Person Born 25/6/1903 Died 21/1/1950
George Orwell was born in Bengal as Eric Arthur Blair, his father was a British colonial civil servant. Joined the Indian imperial police in Burma but left in 1927 and decided to become a writer.
He went to Paris but was unsuccessful as a writer there he wrote 'Down and Out in Paris and London', published in 1933 - he took the name George Orwell, shortly before its publication. This was followed by his first novel 'Burmese Days' in 1934. He considered himself a Socialist and in late 1936 Orwell travelled to Spain to fight for the Republicans against Franco's Nationalists.
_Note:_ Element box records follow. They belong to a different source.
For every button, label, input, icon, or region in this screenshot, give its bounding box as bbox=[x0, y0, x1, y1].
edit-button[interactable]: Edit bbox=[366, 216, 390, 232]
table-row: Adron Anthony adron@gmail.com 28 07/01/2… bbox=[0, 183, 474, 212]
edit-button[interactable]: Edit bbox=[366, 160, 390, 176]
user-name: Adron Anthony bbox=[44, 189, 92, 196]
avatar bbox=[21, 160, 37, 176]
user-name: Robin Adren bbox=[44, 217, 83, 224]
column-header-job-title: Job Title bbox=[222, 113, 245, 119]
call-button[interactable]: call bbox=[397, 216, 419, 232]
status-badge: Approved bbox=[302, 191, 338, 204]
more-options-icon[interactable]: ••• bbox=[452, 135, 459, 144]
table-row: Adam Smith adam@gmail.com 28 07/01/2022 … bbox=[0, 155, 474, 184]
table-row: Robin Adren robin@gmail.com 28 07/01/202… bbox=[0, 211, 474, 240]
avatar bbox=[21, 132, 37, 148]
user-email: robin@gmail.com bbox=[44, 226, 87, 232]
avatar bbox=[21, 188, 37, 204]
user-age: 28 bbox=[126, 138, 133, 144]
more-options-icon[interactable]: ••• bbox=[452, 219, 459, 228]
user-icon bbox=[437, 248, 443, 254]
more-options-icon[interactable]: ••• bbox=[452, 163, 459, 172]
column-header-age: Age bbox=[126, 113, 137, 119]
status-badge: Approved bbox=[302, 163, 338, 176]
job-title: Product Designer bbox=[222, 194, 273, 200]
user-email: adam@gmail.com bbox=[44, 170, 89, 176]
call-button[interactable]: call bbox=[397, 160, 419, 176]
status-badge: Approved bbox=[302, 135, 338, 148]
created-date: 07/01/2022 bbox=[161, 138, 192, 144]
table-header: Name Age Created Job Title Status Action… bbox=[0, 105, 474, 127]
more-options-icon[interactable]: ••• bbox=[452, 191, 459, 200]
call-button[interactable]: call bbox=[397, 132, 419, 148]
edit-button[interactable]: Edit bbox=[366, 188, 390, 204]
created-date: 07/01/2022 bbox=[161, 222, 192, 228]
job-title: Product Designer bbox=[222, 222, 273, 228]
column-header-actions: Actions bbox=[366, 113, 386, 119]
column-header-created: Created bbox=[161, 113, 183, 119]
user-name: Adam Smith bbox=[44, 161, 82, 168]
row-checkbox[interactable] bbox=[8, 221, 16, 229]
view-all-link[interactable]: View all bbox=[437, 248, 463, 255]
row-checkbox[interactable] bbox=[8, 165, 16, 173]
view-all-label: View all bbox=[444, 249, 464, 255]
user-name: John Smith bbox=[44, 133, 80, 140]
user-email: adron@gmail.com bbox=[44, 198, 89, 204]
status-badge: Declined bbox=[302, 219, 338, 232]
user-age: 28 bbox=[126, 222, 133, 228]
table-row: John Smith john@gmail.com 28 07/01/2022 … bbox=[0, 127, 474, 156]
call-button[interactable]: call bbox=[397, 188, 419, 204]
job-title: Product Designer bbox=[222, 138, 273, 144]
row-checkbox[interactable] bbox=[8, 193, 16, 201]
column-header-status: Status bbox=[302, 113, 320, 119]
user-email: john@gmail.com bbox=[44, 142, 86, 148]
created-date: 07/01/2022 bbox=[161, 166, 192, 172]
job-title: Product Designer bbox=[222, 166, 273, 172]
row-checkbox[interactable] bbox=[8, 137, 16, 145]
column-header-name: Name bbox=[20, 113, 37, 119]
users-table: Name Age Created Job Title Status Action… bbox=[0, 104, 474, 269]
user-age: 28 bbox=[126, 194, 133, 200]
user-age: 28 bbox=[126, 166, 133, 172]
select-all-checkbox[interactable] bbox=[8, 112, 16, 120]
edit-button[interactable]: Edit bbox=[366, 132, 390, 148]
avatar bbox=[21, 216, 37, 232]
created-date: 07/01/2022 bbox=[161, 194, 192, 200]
He was forced to flee in fear of his life from Soviet-backed communists who were suppressing revolutionary socialist dissenters. The experience turned him into a lifelong anti-Stalinist. Between 1941 and 1943, Orwell worked on propaganda for the BBC. In 1943, he became literary editor of the Tribune, a weekly left-wing magazine. By now he was a prolific journalist, writing articles, reviews and books. In 1945, Orwell's 'Animal Farm' was published. A political fable set in a farmyard but based on Stalin's betrayal of the Russian Revolution, it made Orwell's name and ensured he was financially comfortable for the first time in his life. 'Nineteen Eighty-Four' was published four years later. Set in an imaginary totalitarian future, the book made a deep impression, with its title and many phrases - such as 'Big Brother is watching you', 'newspeak' and 'doublethink' - entering popular use. His essay on writing clear English, "Politics and the English Language", 1946, is still very highly regarded by many professional writers. However, Orwell's health was deteriorating and he died of tuberculosis at University College Hospital, London.
Grave is in Sutton Courtenay, Oxfordshire.